The sound of gunshots echoed through the cool night air, breaking the steady rhythm of pipes and drums resounding from the square below. Startled, I looked around at my companions, ten of us perched peacefully on the flat roof of a Turkish home. We wore the long baggy clothes that our host families had given us, and the girls wore headscarves that had been tied by more experienced hands. It was our second week in a rural village of less than a hundred families in southern Turkey. Nine other American students and I had each been assigned to live with a Turkish family for 16 days, learning to speak Turkish and helping to paint the local school. We had just left a wedding, for which the whole village had turned out in celebration, firearms in tow.

I arrived with my host family on the first day having undergone a 15 hour bus ride in almost unfathomable 110 degree heat to find that my host family, and indeed the entirety of Hocalli village, spoke no English. I walked up the crude concrete steps to the second level of their home, looking in shock at the cows living on the first level, seeing the lack of even a toilet in their home, and wondering how I had ever gotten myself into a situation where I would be living in a home thousands of miles from my own with people who spoke none of my own language and whose life was nothing like my own. I sat, trying to sleep, for an hour under my mosquito net contemplating how I could possibly survive the next day, let alone the next two weeks.

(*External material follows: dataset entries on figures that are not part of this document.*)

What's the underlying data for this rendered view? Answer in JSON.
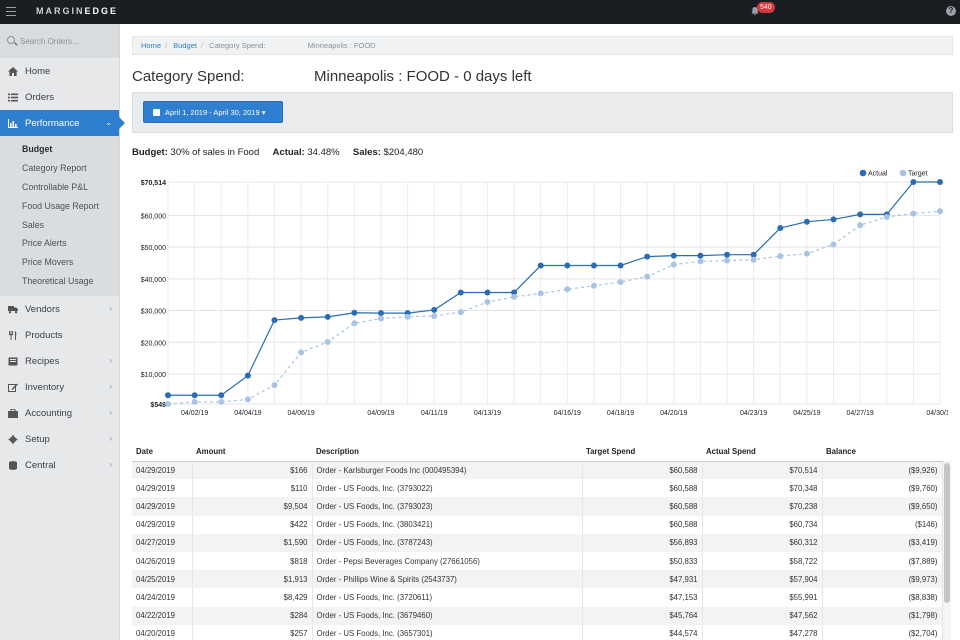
{
  "topbar": {
    "logo_a": "MARGIN",
    "logo_b": "EDGE",
    "badge": "540"
  },
  "sidebar": {
    "search_placeholder": "Search Orders...",
    "items": [
      {
        "key": "home",
        "label": "Home",
        "icon": "home-icon"
      },
      {
        "key": "orders",
        "label": "Orders",
        "icon": "list-icon"
      },
      {
        "key": "performance",
        "label": "Performance",
        "icon": "bar-chart-icon"
      }
    ],
    "subitems": [
      "Budget",
      "Category Report",
      "Controllable P&L",
      "Food Usage Report",
      "Sales",
      "Price Alerts",
      "Price Movers",
      "Theoretical Usage"
    ],
    "items2": [
      {
        "key": "vendors",
        "label": "Vendors",
        "icon": "truck-icon"
      },
      {
        "key": "products",
        "label": "Products",
        "icon": "utensils-icon"
      },
      {
        "key": "recipes",
        "label": "Recipes",
        "icon": "book-icon"
      },
      {
        "key": "inventory",
        "label": "Inventory",
        "icon": "edit-icon"
      },
      {
        "key": "accounting",
        "label": "Accounting",
        "icon": "briefcase-icon"
      },
      {
        "key": "setup",
        "label": "Setup",
        "icon": "gear-icon"
      },
      {
        "key": "central",
        "label": "Central",
        "icon": "database-icon"
      }
    ]
  },
  "breadcrumb": {
    "home": "Home",
    "budget": "Budget",
    "current_a": "Category Spend:",
    "current_b": "Minneapolis : FOOD"
  },
  "page": {
    "title_left": "Category Spend:",
    "title_right": "Minneapolis : FOOD - 0 days left"
  },
  "filter": {
    "date_range": "April 1, 2019 - April 30, 2019"
  },
  "summary": {
    "budget_label": "Budget:",
    "budget_value": "30% of sales in Food",
    "actual_label": "Actual:",
    "actual_value": "34.48%",
    "sales_label": "Sales:",
    "sales_value": "$204,480"
  },
  "chart_data": {
    "type": "line",
    "x": [
      "04/01/19",
      "04/02/19",
      "04/03/19",
      "04/04/19",
      "04/05/19",
      "04/06/19",
      "04/07/19",
      "04/08/19",
      "04/09/19",
      "04/10/19",
      "04/11/19",
      "04/12/19",
      "04/13/19",
      "04/14/19",
      "04/15/19",
      "04/16/19",
      "04/17/19",
      "04/18/19",
      "04/19/19",
      "04/20/19",
      "04/21/19",
      "04/22/19",
      "04/23/19",
      "04/24/19",
      "04/25/19",
      "04/26/19",
      "04/27/19",
      "04/28/19",
      "04/29/19",
      "04/30/19"
    ],
    "x_tick_labels": [
      "04/02/19",
      "04/04/19",
      "04/06/19",
      "04/09/19",
      "04/11/19",
      "04/13/19",
      "04/16/19",
      "04/18/19",
      "04/20/19",
      "04/23/19",
      "04/25/19",
      "04/27/19",
      "04/30/19"
    ],
    "y_tick_labels": [
      "$549",
      "$10,000",
      "$20,000",
      "$30,000",
      "$40,000",
      "$50,000",
      "$60,000",
      "$70,514"
    ],
    "y_ticks": [
      549,
      10000,
      20000,
      30000,
      40000,
      50000,
      60000,
      70514
    ],
    "ylim": [
      549,
      70514
    ],
    "grid": true,
    "legend_position": "top-right",
    "series": [
      {
        "name": "Actual",
        "color": "#2a6db5",
        "dashed": false,
        "values": [
          3300,
          3300,
          3300,
          9500,
          27000,
          27700,
          28000,
          29300,
          29200,
          29200,
          30200,
          35700,
          35700,
          35700,
          44200,
          44200,
          44200,
          44200,
          47000,
          47300,
          47300,
          47600,
          47600,
          56000,
          58000,
          58722,
          60312,
          60312,
          70514,
          70514
        ]
      },
      {
        "name": "Target",
        "color": "#a9c3e4",
        "dashed": true,
        "values": [
          549,
          1200,
          1200,
          2000,
          6500,
          16800,
          20100,
          26000,
          27500,
          28000,
          28300,
          29500,
          32700,
          34300,
          35400,
          36700,
          37800,
          39000,
          40700,
          44500,
          45500,
          45764,
          46000,
          47153,
          47931,
          50833,
          56893,
          59500,
          60588,
          61300
        ]
      }
    ]
  },
  "table": {
    "headers": [
      "Date",
      "Amount",
      "Description",
      "Target Spend",
      "Actual Spend",
      "Balance"
    ],
    "rows": [
      [
        "04/29/2019",
        "$166",
        "Order - Karlsburger Foods Inc (000495394)",
        "$60,588",
        "$70,514",
        "($9,926)"
      ],
      [
        "04/29/2019",
        "$110",
        "Order - US Foods, Inc. (3793022)",
        "$60,588",
        "$70,348",
        "($9,760)"
      ],
      [
        "04/29/2019",
        "$9,504",
        "Order - US Foods, Inc. (3793023)",
        "$60,588",
        "$70,238",
        "($9,650)"
      ],
      [
        "04/29/2019",
        "$422",
        "Order - US Foods, Inc. (3803421)",
        "$60,588",
        "$60,734",
        "($146)"
      ],
      [
        "04/27/2019",
        "$1,590",
        "Order - US Foods, Inc. (3787243)",
        "$56,893",
        "$60,312",
        "($3,419)"
      ],
      [
        "04/26/2019",
        "$818",
        "Order - Pepsi Beverages Company (27661056)",
        "$50,833",
        "$58,722",
        "($7,889)"
      ],
      [
        "04/25/2019",
        "$1,913",
        "Order - Phillips Wine & Spirits (2543737)",
        "$47,931",
        "$57,904",
        "($9,973)"
      ],
      [
        "04/24/2019",
        "$8,429",
        "Order - US Foods, Inc. (3720611)",
        "$47,153",
        "$55,991",
        "($8,838)"
      ],
      [
        "04/22/2019",
        "$284",
        "Order - US Foods, Inc. (3679460)",
        "$45,764",
        "$47,562",
        "($1,798)"
      ],
      [
        "04/20/2019",
        "$257",
        "Order - US Foods, Inc. (3657301)",
        "$44,574",
        "$47,278",
        "($2,704)"
      ]
    ]
  }
}
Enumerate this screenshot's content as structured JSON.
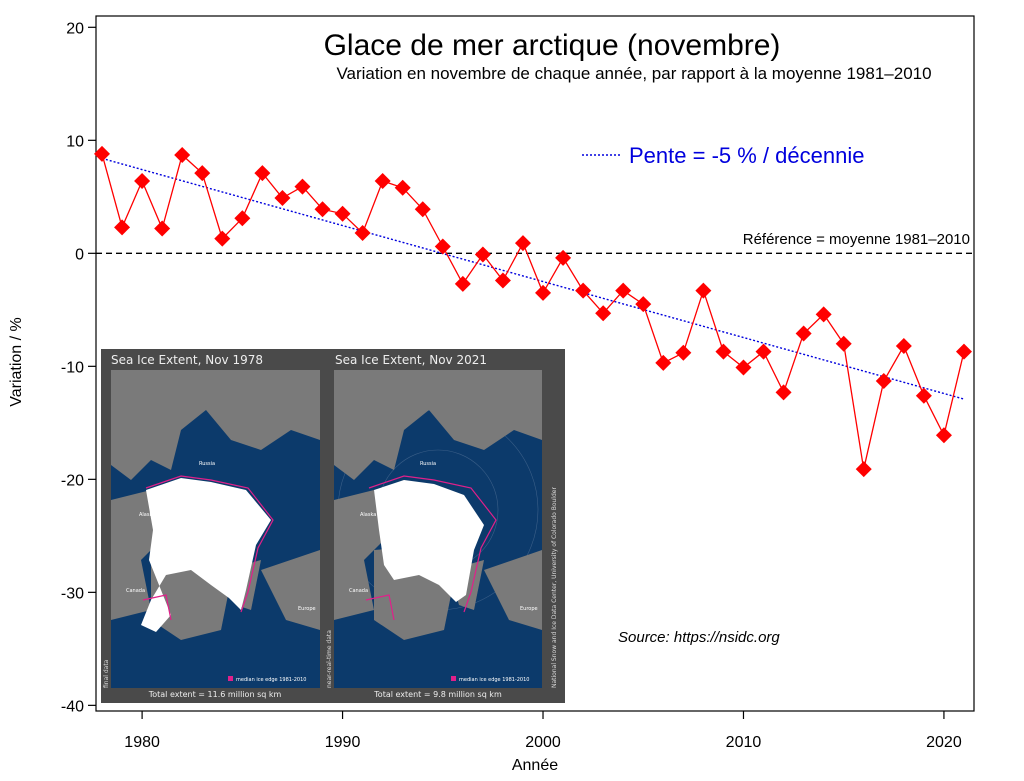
{
  "chart_data": {
    "type": "line",
    "title": "Glace de mer arctique (novembre)",
    "subtitle": "Variation en novembre de chaque année, par rapport à la moyenne 1981–2010",
    "xlabel": "Année",
    "ylabel": "Variation / %",
    "xlim": [
      1977.7,
      2021.5
    ],
    "ylim": [
      -40.5,
      21
    ],
    "x_ticks": [
      1980,
      1990,
      2000,
      2010,
      2020
    ],
    "y_ticks": [
      20,
      10,
      0,
      -10,
      -20,
      -30,
      -40
    ],
    "grid": false,
    "colors": {
      "series": "#ff0000",
      "trend": "#0000dd",
      "reference": "#000000"
    },
    "series": [
      {
        "years": [
          1978,
          1979,
          1980,
          1981,
          1982,
          1983,
          1984,
          1985,
          1986,
          1987,
          1988,
          1989,
          1990,
          1991,
          1992,
          1993,
          1994,
          1995,
          1996,
          1997,
          1998,
          1999,
          2000,
          2001,
          2002,
          2003,
          2004,
          2005,
          2006,
          2007,
          2008,
          2009,
          2010,
          2011,
          2012,
          2013,
          2014,
          2015,
          2016,
          2017,
          2018,
          2019,
          2020,
          2021
        ],
        "values": [
          8.8,
          2.3,
          6.4,
          2.2,
          8.7,
          7.1,
          1.3,
          3.1,
          7.1,
          4.9,
          5.9,
          3.9,
          3.5,
          1.8,
          6.4,
          5.8,
          3.9,
          0.6,
          -2.7,
          -0.1,
          -2.4,
          0.9,
          -3.5,
          -0.4,
          -3.3,
          -5.3,
          -3.3,
          -4.5,
          -9.7,
          -8.8,
          -3.3,
          -8.7,
          -10.1,
          -8.7,
          -12.3,
          -7.1,
          -5.4,
          -8.0,
          -19.1,
          -11.3,
          -8.2,
          -12.6,
          -16.1,
          -8.7
        ]
      }
    ],
    "trend": {
      "label": "Pente = -5 % / décennie",
      "start": [
        1978,
        8.4
      ],
      "end": [
        2021,
        -12.9
      ]
    },
    "reference": {
      "label": "Référence = moyenne 1981–2010",
      "value": 0
    },
    "legend_position": "top-right",
    "annotation": "Source: https://nsidc.org"
  },
  "inset": {
    "left": {
      "title": "Sea Ice Extent, Nov 1978",
      "side_label": "final data",
      "legend": "median ice edge 1981-2010",
      "total": "Total extent = 11.6 million sq km",
      "region_labels": [
        "Russia",
        "Alaska",
        "Canada",
        "Greenland",
        "Europe"
      ]
    },
    "right": {
      "title": "Sea Ice Extent, Nov 2021",
      "side_label": "near-real-time data",
      "legend": "median ice edge 1981-2010",
      "total": "Total extent = 9.8 million sq km",
      "region_labels": [
        "Russia",
        "Alaska",
        "Canada",
        "Greenland",
        "Europe"
      ]
    },
    "credit": "National Snow and Ice Data Center, University of Colorado Boulder"
  }
}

I did. I survived painting a school in blistering heat for eight hours with only a break for lunch. I survived meeting with a whole room full of my new Turkish relations and having nothing but a woefully inadequate phrasebook to connect me to them. I survived driving a tractor with absolutely no idea how a tractor works or where I was going. I survived drinking çay, Turkish tea, six times a day to be polite, although I did put in the maximum of two cubes of sugar. And I survived, more than survived, the people – conversations where we spoke perhaps ten words of each other’s language, conversations supplemented by oft repeated sign-language, but conversations where people were genuinely interested in me as the only American, the only foreigner that they had ever seen in their lives.

Their enthusiasm turned into my enthusiasm. My natural reserve turned into openness under the relentless barrage of questions and friendliness from the villagers – invitations to play cards from old men, rides to the farms of proud young men, and the constant gaggle of kids who followed me around, asking to play basketball or football. I felt invigorated by the sheer unpredictability of what I did here each day.

Now that I have returned home, life feels boring, predictable, tame, and almost too easy. I miss the friendly people, my Turkish family, and the lovingly made Adana kebabs. But I won’t miss the sense of adventure, of taking risks and throwing myself into a whole new situation, be it a Turkish wedding or the herding of goats. I’ll always keep that part of Turkey with me.